Why is varint an efficient data representation?
It's a tradeoff that depends on the typical numbers you want to send.
- If they're typically small, use a "varint" encoding (
int32, int64, uint32, uint64, sint32, sint64, bool, enum
) - If they're typically large, use non-"varint" encoding (
fixed32, sfixed32, float, fixed64, sfixed64, double
)
Here is a comparison of bytes used of sint64
, int64
and fixed64
for various numbers:
[ RUN ] ProtobufOutputStream.printNumberOfBytesOnWireForInts
number sint64 int64 fixed64
0 2 2 9
1 2 2 9
-1 2 11 9
63 2 2 9
-63 2 11 9
64 3 2 9
-64 2 11 9
10000 4 3 9
-10000 4 11 9
9223372036854775807 11 10 9
-9223372036854775808 11 11 9
It's to save space/bandwidth e.g. many programming languages and protocols have a fixed sized data types. e.g. an uint8_t, an uint16_t, uint32_t etc. and these takes up a fixed amount of bytes regardless of how big the value is. e.g. if you store the value 2
in an uint32_t, that takes up 4 bytes.
With an encoding such as varint used in protobuf, small values can take up a smaller space, and the value 2
only needs 1 byte of space to be transferred on the wire, while still being flexible enough to not restrict the range of the value that can be used.
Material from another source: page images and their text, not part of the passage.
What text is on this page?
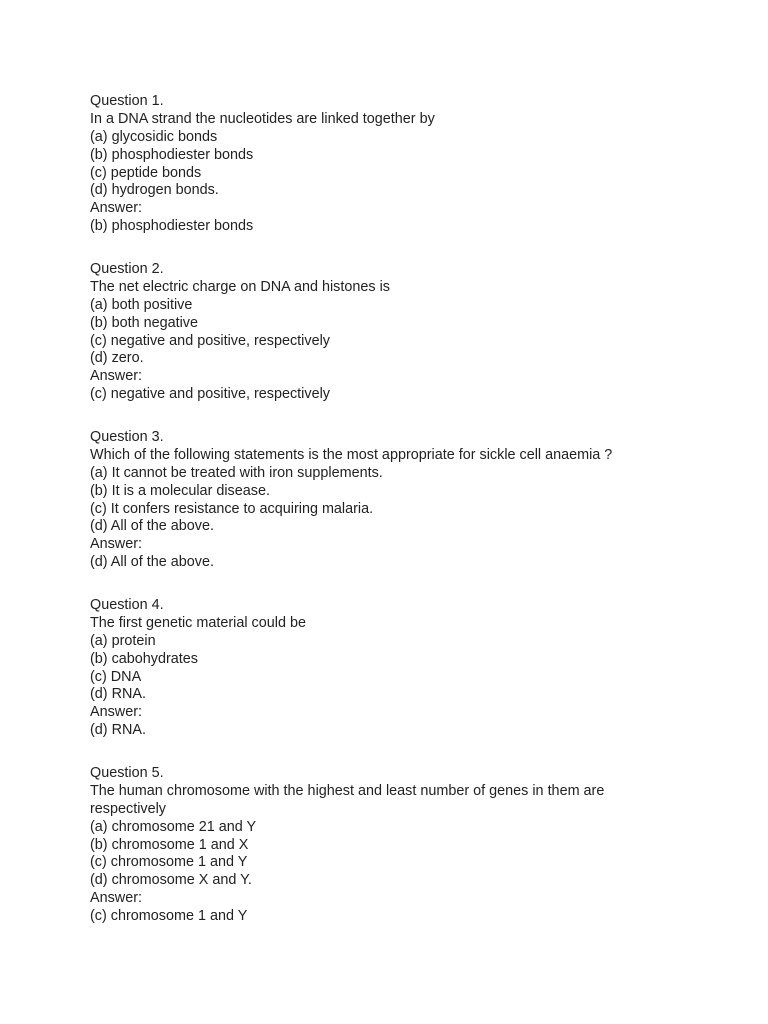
Question 1.
In a DNA strand the nucleotides are linked together by
(a) glycosidic bonds
(b) phosphodiester bonds
(c) peptide bonds
(d) hydrogen bonds.
Answer:
(b) phosphodiester bonds
Question 2.
The net electric charge on DNA and histones is
(a) both positive
(b) both negative
(c) negative and positive, respectively
(d) zero.
Answer:
(c) negative and positive, respectively
Question 3.
Which of the following statements is the most appropriate for sickle cell anaemia ?
(a) It cannot be treated with iron supplements.
(b) It is a molecular disease.
(c) It confers resistance to acquiring malaria.
(d) All of the above.
Answer:
(d) All of the above.
Question 4.
The first genetic material could be
(a) protein
(b) cabohydrates
(c) DNA
(d) RNA.
Answer:
(d) RNA.
Question 5.
The human chromosome with the highest and least number of genes in them are respectively
(a) chromosome 21 and Y
(b) chromosome 1 and X
(c) chromosome 1 and Y
(d) chromosome X and Y.
Answer:
(c) chromosome 1 and Y
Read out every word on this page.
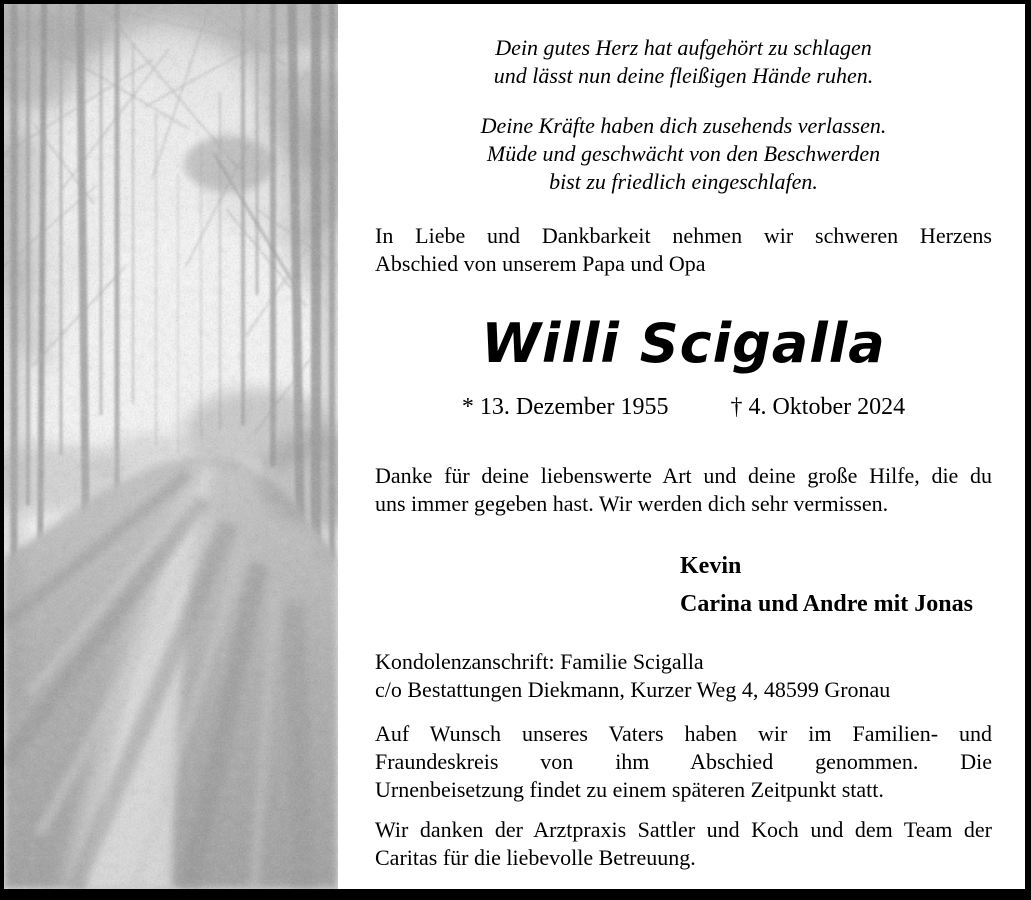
Dein gutes Herz hat aufgehört zu schlagen
und lässt nun deine fleißigen Hände ruhen.
Deine Kräfte haben dich zusehends verlassen.
Müde und geschwächt von den Beschwerden
bist zu friedlich eingeschlafen.
In Liebe und Dankbarkeit nehmen wir schweren Herzens
Abschied von unserem Papa und Opa
Willi Scigalla
* 13. Dezember 1955	† 4. Oktober 2024
Danke für deine liebenswerte Art und deine große Hilfe, die du
uns immer gegeben hast. Wir werden dich sehr vermissen.
Kevin
Carina und Andre mit Jonas
Kondolenzanschrift: Familie Scigalla
c/o Bestattungen Diekmann, Kurzer Weg 4, 48599 Gronau
Auf Wunsch unseres Vaters haben wir im Familien- und
Fraundeskreis von ihm Abschied genommen. Die
Urnenbeisetzung findet zu einem späteren Zeitpunkt statt.
Wir danken der Arztpraxis Sattler und Koch und dem Team der
Caritas für die liebevolle Betreuung.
This is often a net win if small values are more common than big values - which is often the case.
In practice, the vast majority of integer values are small. Even in cases where you expect that a value will sometimes be very large, and thus you make it 32-bit or even 64-bit, chances are it will usually be small, because statistically speaking most physical quantities follow power-law distributions. So if the small values can be stored in fewer bytes, it's OK if the large values take an extra byte.
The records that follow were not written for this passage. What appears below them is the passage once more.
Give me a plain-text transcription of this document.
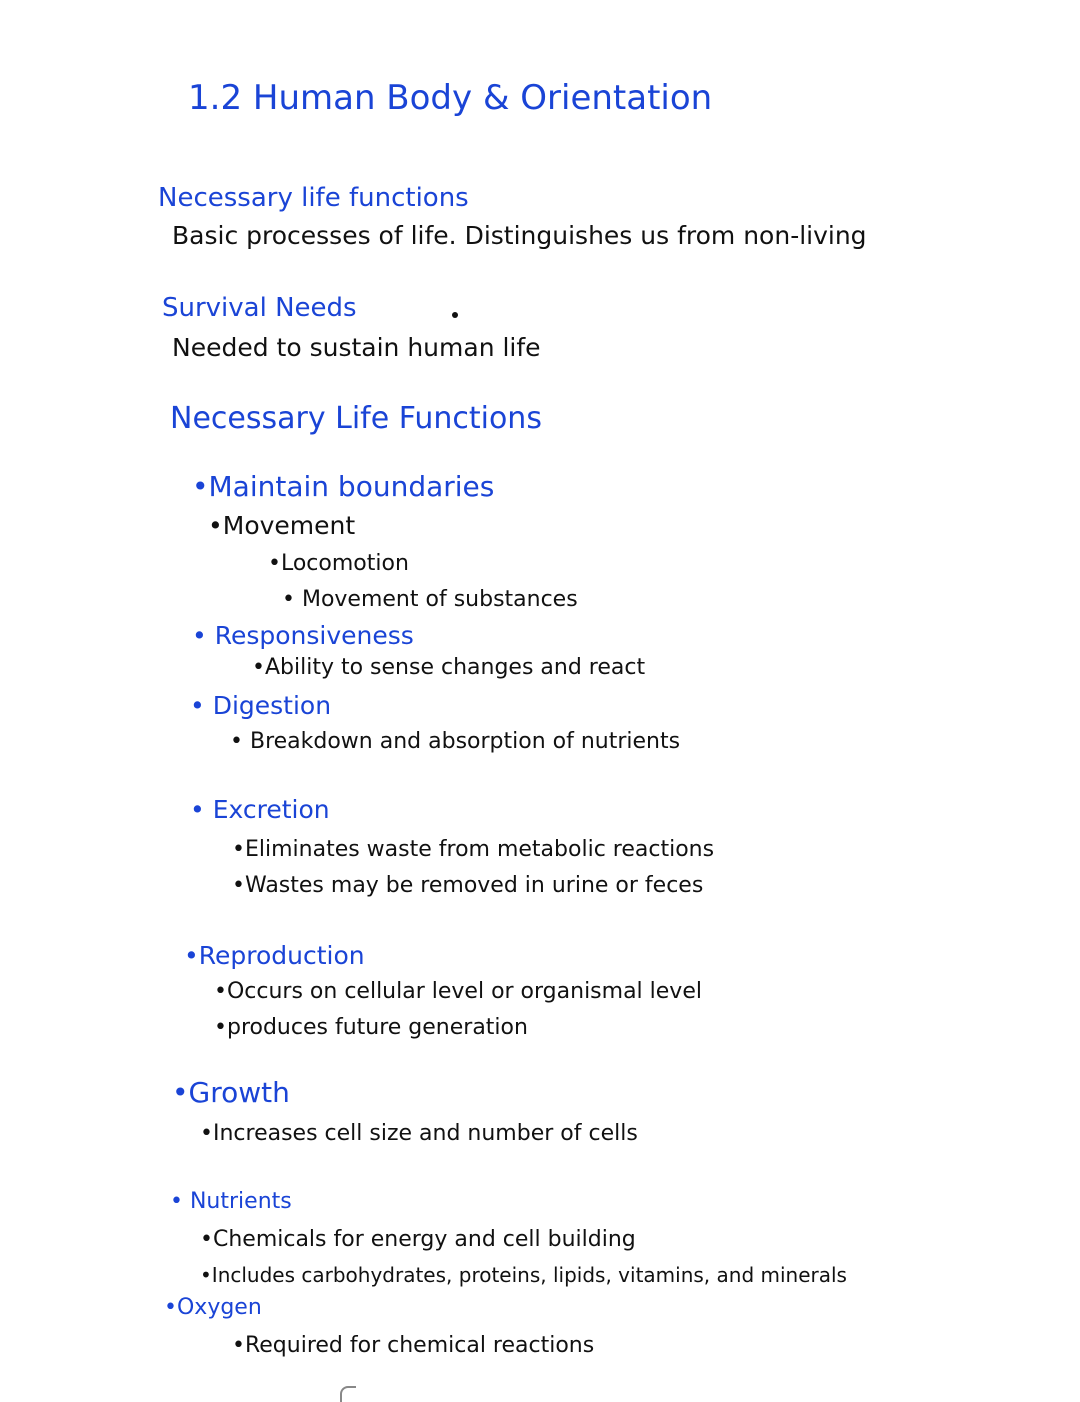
1.2 Human Body & Orientation
Necessary life functions
Basic processes of life. Distinguishes us from non-living
Survival Needs
Needed to sustain human life
Necessary Life Functions
•Maintain boundaries
•Movement
•Locomotion
• Movement of substances
• Responsiveness
•Ability to sense changes and react
• Digestion
• Breakdown and absorption of nutrients
• Excretion
•Eliminates waste from metabolic reactions
•Wastes may be removed in urine or feces
•Reproduction
•Occurs on cellular level or organismal level
•produces future generation
•Growth
•Increases cell size and number of cells
• Nutrients
•Chemicals for energy and cell building
•Includes carbohydrates, proteins, lipids, vitamins, and minerals
•Oxygen
•Required for chemical reactions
About the only kinds of integers that don't benefit are things like hashes or randomly-generated ID numbers which don't actually represent a quantity, but just a bit string. For these, you should use Protobufs' fixed32
or fixed64
types.
Note that varint encoding saves space on the wire but is actually relatively slow, because it requires a lot of branches to encode/decode. It's not as slow as text encoding, of course, but as binary formats go it's not so great. This is one reason why Cap'n Proto decided to reverse this decision and just put fixed-width ints on the wire. Cap'n Proto also includes an optional "packing" algorithm which compresses away zero-valued bytes, which produces similar message sizes to Protobuf but is generally faster because the algorithm uses less branching.
(Disclosure: I am the author of Cap'n Proto, and also of most of the Protobuf code released by Google.)